Embracing the truths revealed in fiction, the Swedish hybrid Roland Hassel re-examines the 1986 unsolved murder case of Prime Minister Olof Palme. Cleverly blending popular cultural memory with actual events, the film presents itself as the next chapter in a popular Swedish detective TV series from the ’80s, also called Roland Hassel, by bringing the title character to the task of unpacking the facts of the assassination. By day, Hassel pores over the case documents and meets with (real life) journalists and self-appointed private detectives who remain obsessed with solving the crime. By night, Hassel gathers his assistants and thoroughly reenacts the shooting and the getaway. Styled to look like a VHS dub of an old TV show, the film stars Lars-Erik Berenett, the actor who originally played Hassel, ostensibly retired from regular detective work and now looking quite out of shape and weathered—as though he has indeed been exasperatedly searching for the answers to this 25-year-old crime all this time. Thus the only “true” elements of this version of the series are that Roland Hassel has aged normally, and that the crime, and all the recreated elements of it, remain real, and a matter of enduring concern to a whole subset of Swedes. One of Sweden’s most recognizable pop culture figures reappears in the service of curing a real national pathology.
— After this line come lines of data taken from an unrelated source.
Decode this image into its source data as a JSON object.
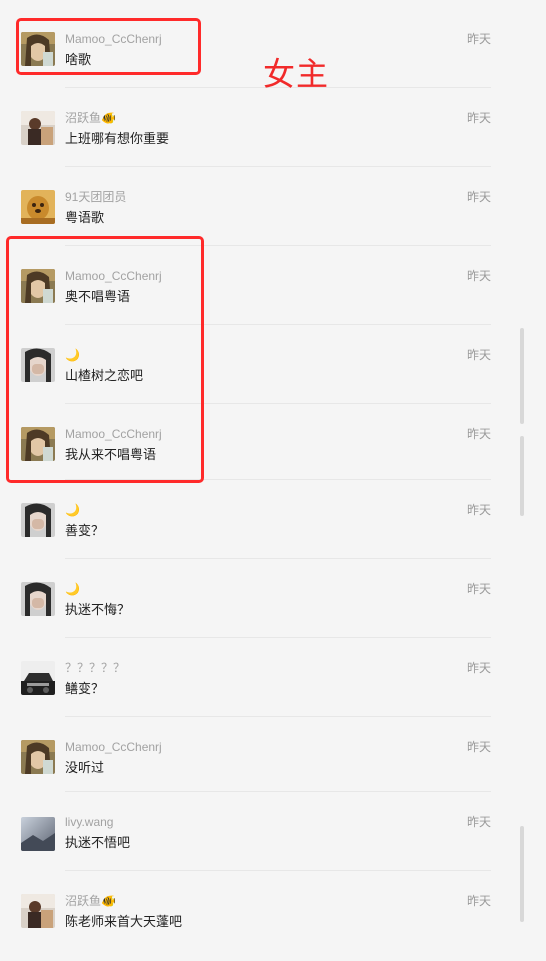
{
  "annotation": {
    "label": "女主",
    "color": "#f12a2a"
  },
  "messages": [
    {
      "name": "Mamoo_CcChenrj",
      "text": "啥歌",
      "time": "昨天",
      "avatar": "girl-avatar-icon"
    },
    {
      "name": "沼跃鱼🐠",
      "text": "上班哪有想你重要",
      "time": "昨天",
      "avatar": "man-avatar-icon"
    },
    {
      "name": "91天团团员",
      "text": "粤语歌",
      "time": "昨天",
      "avatar": "dog-avatar-icon"
    },
    {
      "name": "Mamoo_CcChenrj",
      "text": "奥不唱粤语",
      "time": "昨天",
      "avatar": "girl-avatar-icon"
    },
    {
      "name": "🌙",
      "text": "山楂树之恋吧",
      "time": "昨天",
      "avatar": "hand-face-avatar-icon"
    },
    {
      "name": "Mamoo_CcChenrj",
      "text": "我从来不唱粤语",
      "time": "昨天",
      "avatar": "girl-avatar-icon"
    },
    {
      "name": "🌙",
      "text": "善变？",
      "time": "昨天",
      "avatar": "hand-face-avatar-icon"
    },
    {
      "name": "🌙",
      "text": "执迷不悔？",
      "time": "昨天",
      "avatar": "hand-face-avatar-icon"
    },
    {
      "name": "？？？？？",
      "text": "鳝变？",
      "time": "昨天",
      "avatar": "car-avatar-icon"
    },
    {
      "name": "Mamoo_CcChenrj",
      "text": "没听过",
      "time": "昨天",
      "avatar": "girl-avatar-icon"
    },
    {
      "name": "livy.wang",
      "text": "执迷不悟吧",
      "time": "昨天",
      "avatar": "landscape-avatar-icon"
    },
    {
      "name": "沼跃鱼🐠",
      "text": "陈老师来首大天蓬吧",
      "time": "昨天",
      "avatar": "man-avatar-icon"
    }
  ]
}
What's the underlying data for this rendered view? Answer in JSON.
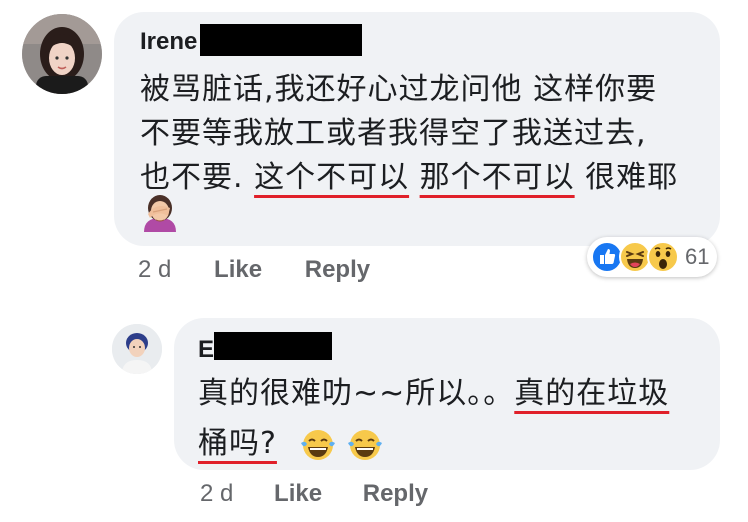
{
  "comment": {
    "author": "Irene",
    "lines": [
      "被骂脏话,我还好心过龙问他 这样你要",
      "不要等我放工或者我得空了我送过去,"
    ],
    "line3": {
      "prefix": "也不要. ",
      "underlined_a": "这个不可以",
      "underlined_b": "那个不可以",
      "suffix": " 很难耶"
    },
    "emoji": "facepalm",
    "meta": {
      "time": "2 d",
      "like": "Like",
      "reply": "Reply"
    },
    "reactions": {
      "icons": [
        "like",
        "haha",
        "wow"
      ],
      "count": "61"
    }
  },
  "reply": {
    "author": "E",
    "line1": {
      "prefix": "真的很难叻~~所以。。",
      "underlined": "真的在垃圾"
    },
    "line2": {
      "underlined": "桶吗?"
    },
    "emojis": [
      "tears-of-joy",
      "tears-of-joy"
    ],
    "meta": {
      "time": "2 d",
      "like": "Like",
      "reply": "Reply"
    }
  },
  "colors": {
    "bubble": "#f0f2f5",
    "text": "#1c1e21",
    "meta": "#65676b",
    "underline": "#e0202a",
    "like_blue": "#1877f2",
    "emoji_yellow": "#f7c94b"
  }
}
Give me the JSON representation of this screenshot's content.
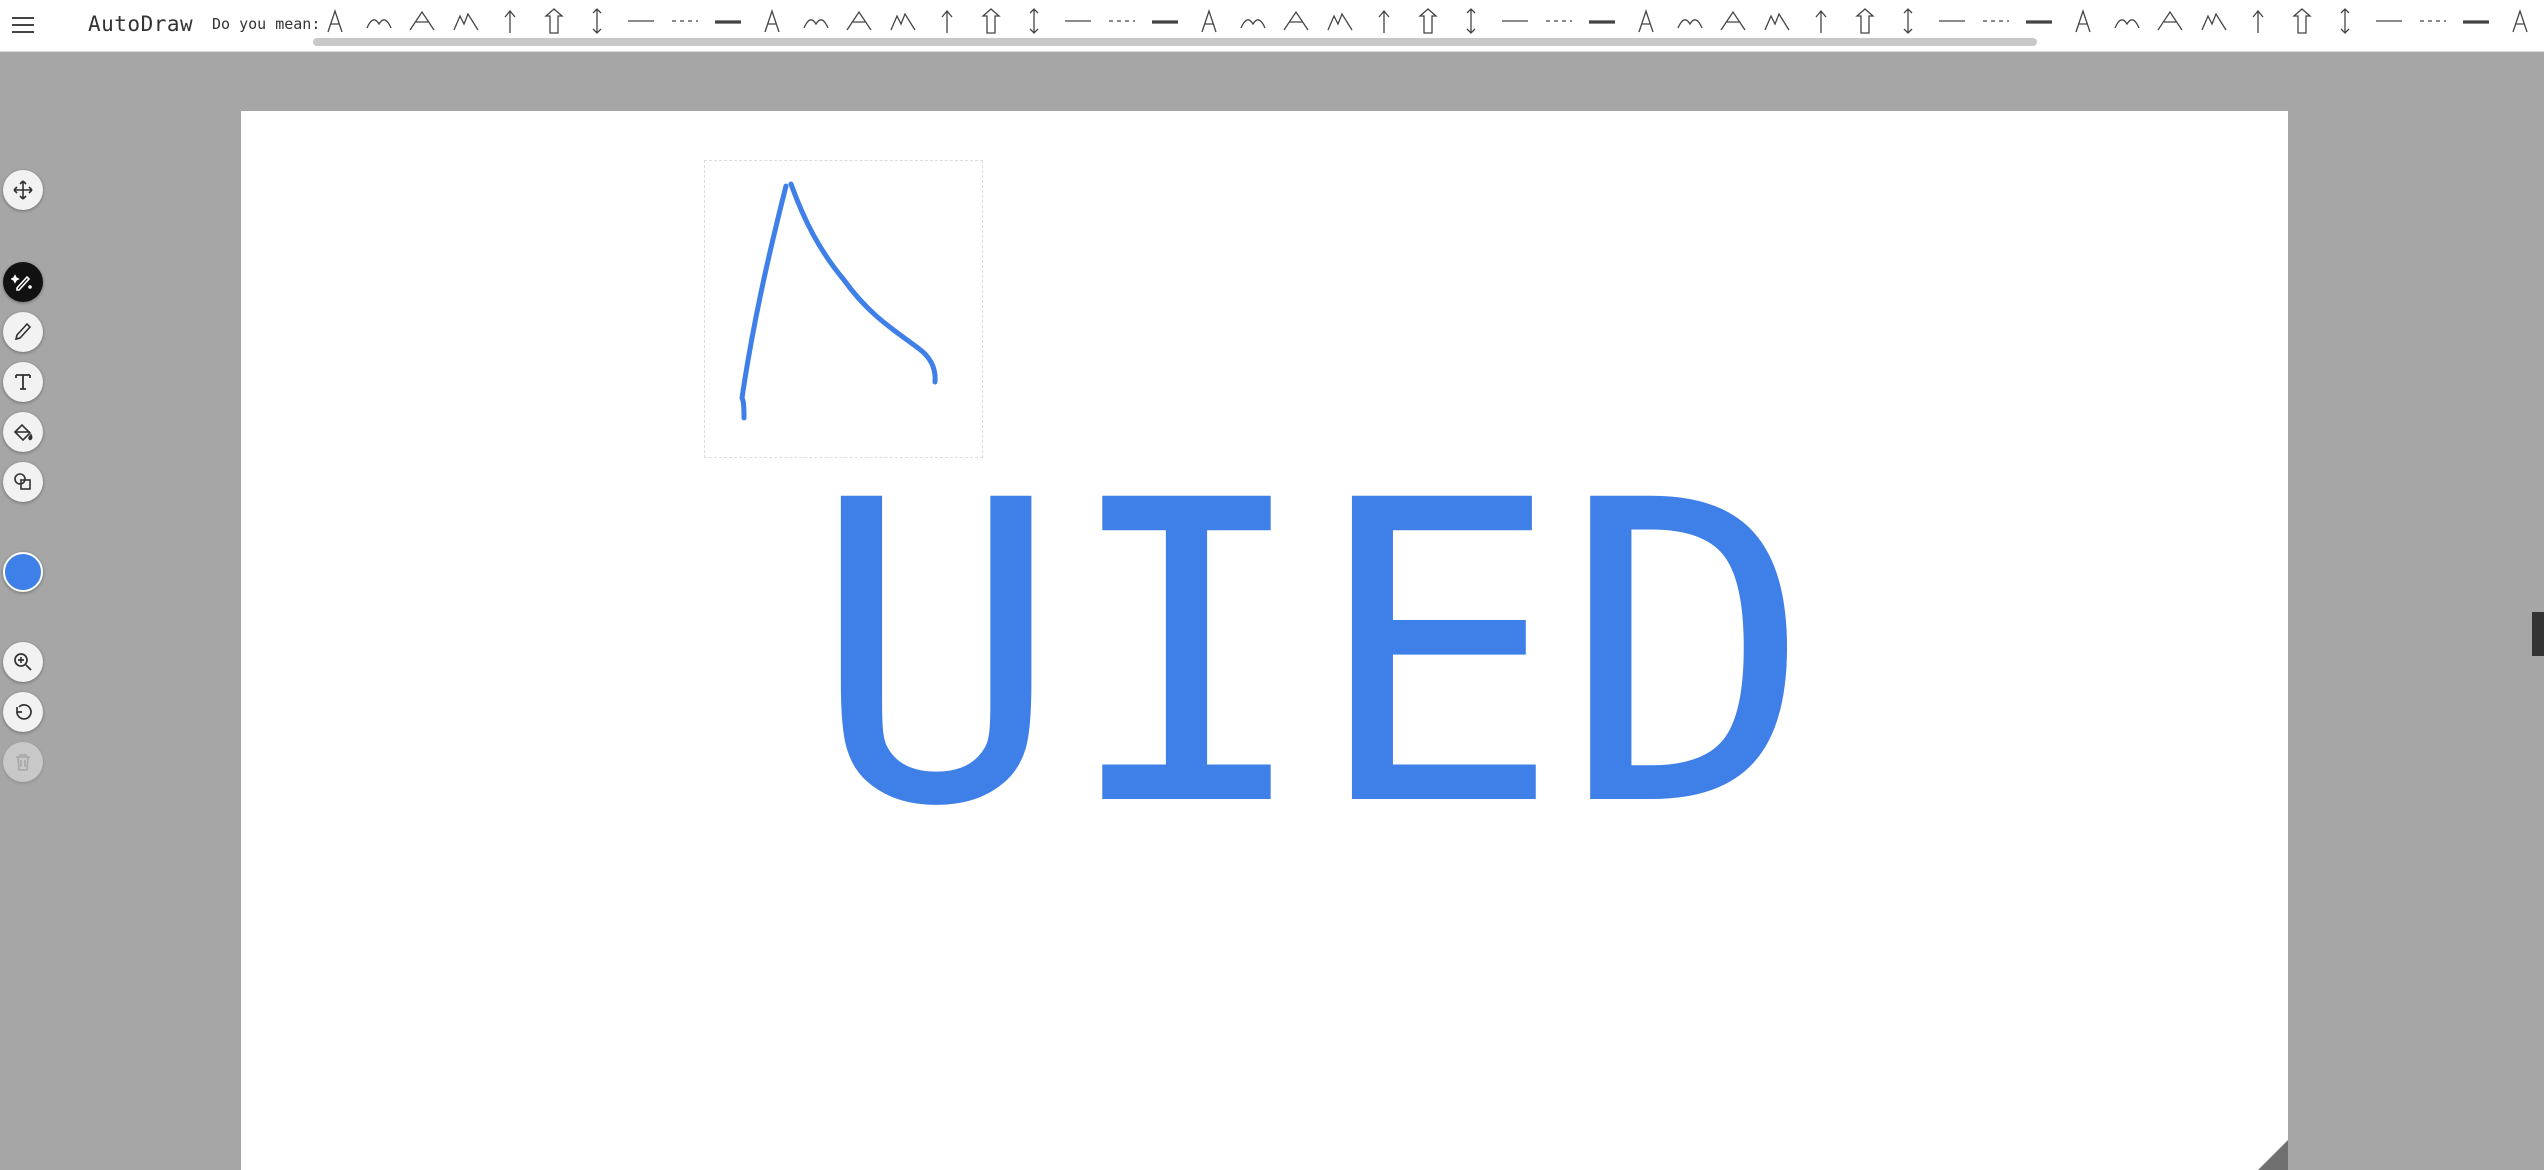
{
  "app": {
    "title": "AutoDraw"
  },
  "suggestions": {
    "label": "Do you mean:",
    "items": [
      "tongs-icon",
      "hill-icon",
      "mountain-icon",
      "mountains-icon",
      "arrow-up-icon",
      "arrow-outline-icon",
      "arrow-double-icon",
      "line-icon",
      "dashed-line-icon",
      "thick-line-icon",
      "lantern-icon",
      "palm-tree-icon",
      "chair-icon",
      "shirt-icon",
      "jacket-icon",
      "coat-icon",
      "cone-icon",
      "ufo-icon",
      "tent-icon",
      "igloo-icon",
      "volcano-icon",
      "island-icon",
      "diamond-icon",
      "pyramid-icon",
      "triangle-icon",
      "solar-panel-icon",
      "pattern-icon",
      "flag-icon",
      "pencil-tool-icon",
      "pencil-icon",
      "pen-icon",
      "high-heel-icon",
      "boot-icon",
      "feet-icon",
      "feather-icon",
      "moon-icon",
      "bird-icon",
      "brush-icon",
      "lamp-icon",
      "paint-brush-icon",
      "ruler-triangle-icon",
      "cone-outline-icon",
      "warning-triangle-icon",
      "buildings-icon",
      "city-icon",
      "plane-icon",
      "document-icon",
      "phone-icon",
      "lounge-chair-icon",
      "eiffel-tower-icon",
      "tower-icon"
    ]
  },
  "toolbar": {
    "tools": [
      {
        "name": "move-tool",
        "icon": "move-icon",
        "active": false
      },
      {
        "name": "autodraw-tool",
        "icon": "autodraw-icon",
        "active": true
      },
      {
        "name": "draw-tool",
        "icon": "pencil-icon",
        "active": false
      },
      {
        "name": "type-tool",
        "icon": "text-icon",
        "active": false
      },
      {
        "name": "fill-tool",
        "icon": "fill-icon",
        "active": false
      },
      {
        "name": "shape-tool",
        "icon": "shapes-icon",
        "active": false
      },
      {
        "name": "zoom-tool",
        "icon": "zoom-icon",
        "active": false
      },
      {
        "name": "undo-tool",
        "icon": "undo-icon",
        "active": false
      },
      {
        "name": "delete-tool",
        "icon": "trash-icon",
        "active": false,
        "disabled": true
      }
    ]
  },
  "color": {
    "current": "#3f7fe8"
  },
  "canvas": {
    "text": "UIED",
    "text_color": "#3f7fe8",
    "stroke_color": "#3f7fe8"
  }
}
The Danish/Norwegian/British production, The Act of Killing, which opened the festival and won its main prize, the Dox:Award, takes reenactment to a new extreme. Executive produced by Errol Morris himself, the film revolves around a group of former mercenaries in Indonesia who are responsible for the deaths of thousands of suspected Communists in the 1960s, and are yet celebrated on talk shows and in the streets as heroes. As a way of telling the underreported story of these mass murders—up to 500,000 Indonesians were killed during this time—the directors convince the killers to dramatically recreate their offenses. They concede, but on the condition that they can use intricate sets and elaborate makeup and costume, depicting their murders in the fashion of the Hollywood gangster films and musicals of their youth. The film consists in large part of the production and presentation of these scenes, but though the documentary was intended as an attempt to shed light on these crimes, it’s clear that the gang of killers sees the performances as a way of maintaining their popularity. In reenacting horrid scenes of massacres, they seem mostly sanguine—and any moments of reflection are indistinguishable from further mugging for the camera. In the usual documentary narrative, over the course of the film the gangsters would begin to comprehend their own guilt—reenactment as a form of therapy, as a revision of historical legacy. The fact that they don’t fascinatingly implicates the work in its own perplexing moral ambiguity.